The other reason is evidence that the mouth-to-mouth breaths may not accomplish very much — and may even do more harm than good. The chest compressions of CPR circulate the blood. They must be fast — faster than the usual heartbeat — because they don't push the blood along with the same force as a working heart.
When people administer the breaths, that interrupts the compressions, so blood flow slackens. Maybe that wouldn't be a problem, but most people take longer than just a few seconds — up to 16 seconds in one study — to deliver the breaths. Moreover, added pressure in the chest from breathing into the airways may impede the flow of blood making a return trip to the heart.
But isn't the oxygen delivered by those resuscitation breaths important? As the results published in NEJM show, perhaps it is when respiratory distress precedes cardiac arrest.
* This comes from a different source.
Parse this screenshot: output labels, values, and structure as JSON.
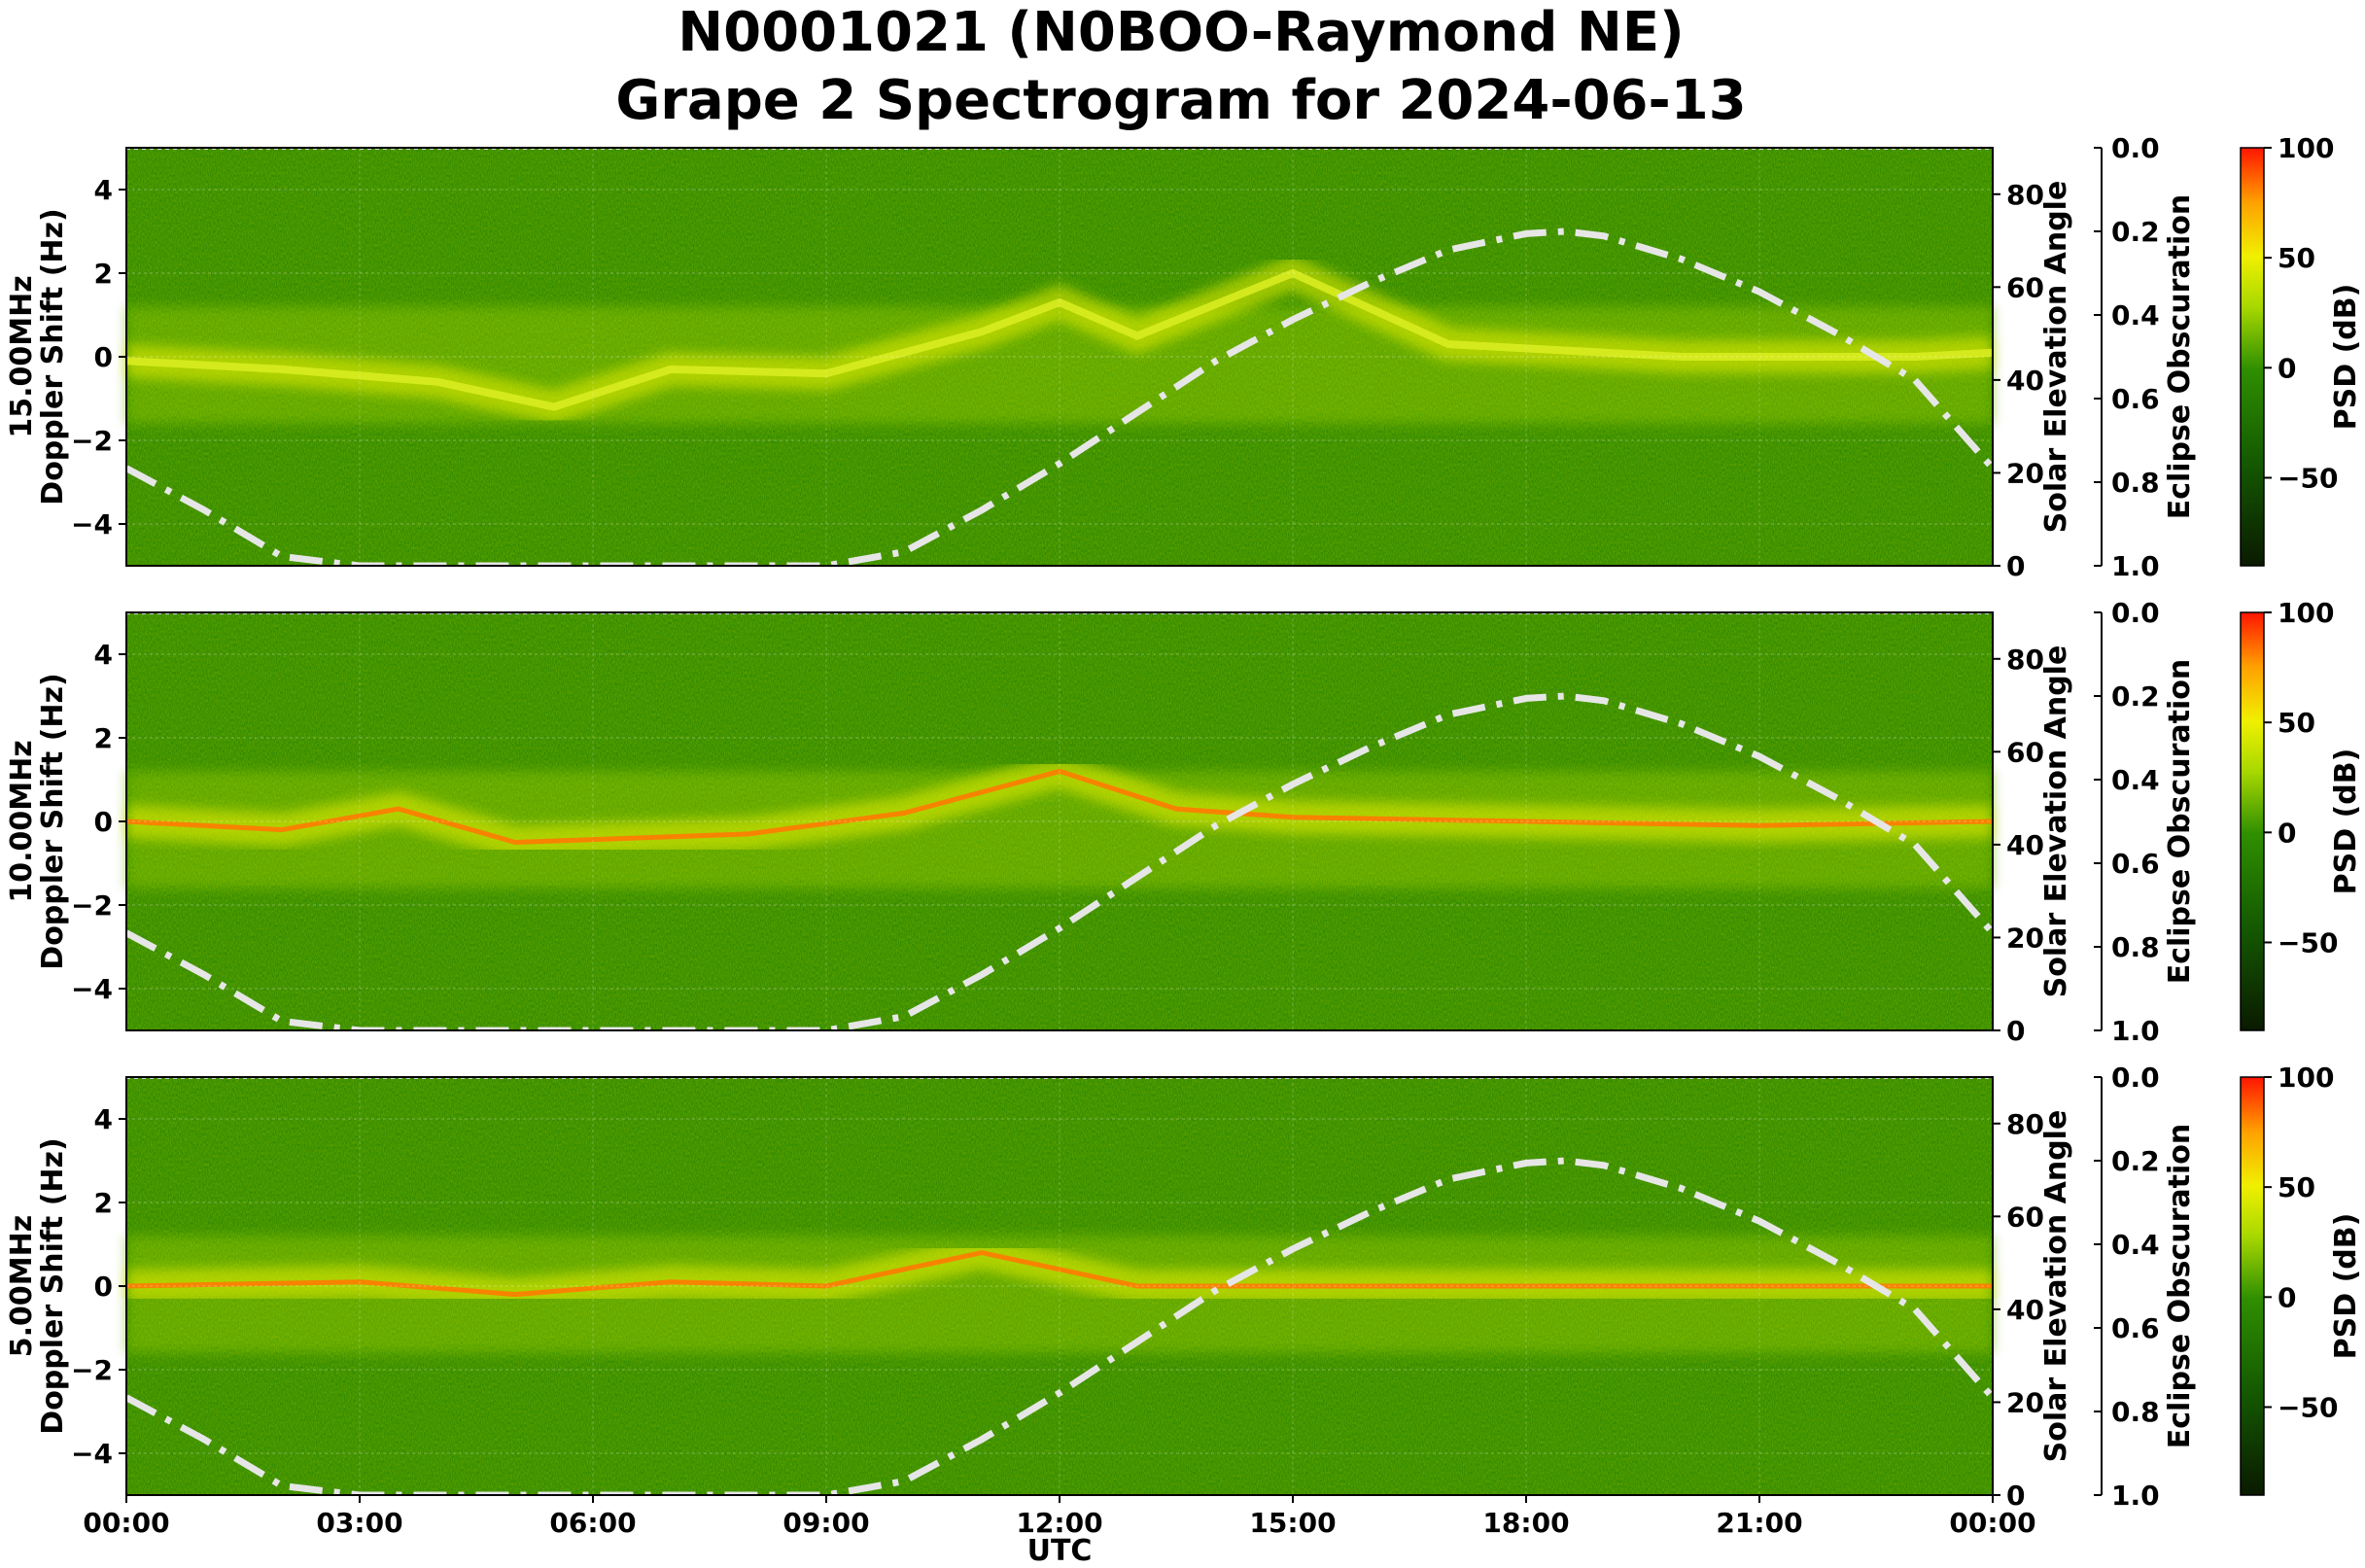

But otherwise, findings from animal experiments and various studies in people comparing the two versions of CPR indicate that there's enough oxygen in the blood for a person to survive several minutes — time enough for the EMTs to arrive in most urban areas or for somebody to get an AED to shock the heart back into a normal rhythm.
Calling 911
Even in the best circumstances, the odds of surviving cardiac arrest that occurs outside the hospital are long. In both of the NEJM studies, the rescuers were instructed by dispatchers. In one of the studies, conducted in Sweden, just 100 of the 1,276 people (7.8%) who received CPR, either compression-only or the conventional kind, were alive 30 days later. Results in the other study were a bit better: 227 of 1,941 (11.7%) people who received CPR survived to hospital discharge.
The long odds get even longer if the arrival of EMTs is delayed. But people are sometimes reluctant to call 911. What if it's not cardiac arrest and the person just fainted?
Dr. J. Toby Nagurney, a member of the Health Letter's editorial board and a physician in the emergency department at Massachusetts General Hospital, says err on the side of 911, because the consequences of not calling if it's cardiac arrest are disastrous. Getting help quickly for someone who has suddenly collapsed is one of the reasons the 911 system was created, notes Dr. Nagurney.
Naturally, circumstance and a person's age can be factored in. If an older person who is overweight and has other heart disease risk factors suddenly collapses, the chances of it being cardiac arrest are higher than if the person is in their 20s and healthy.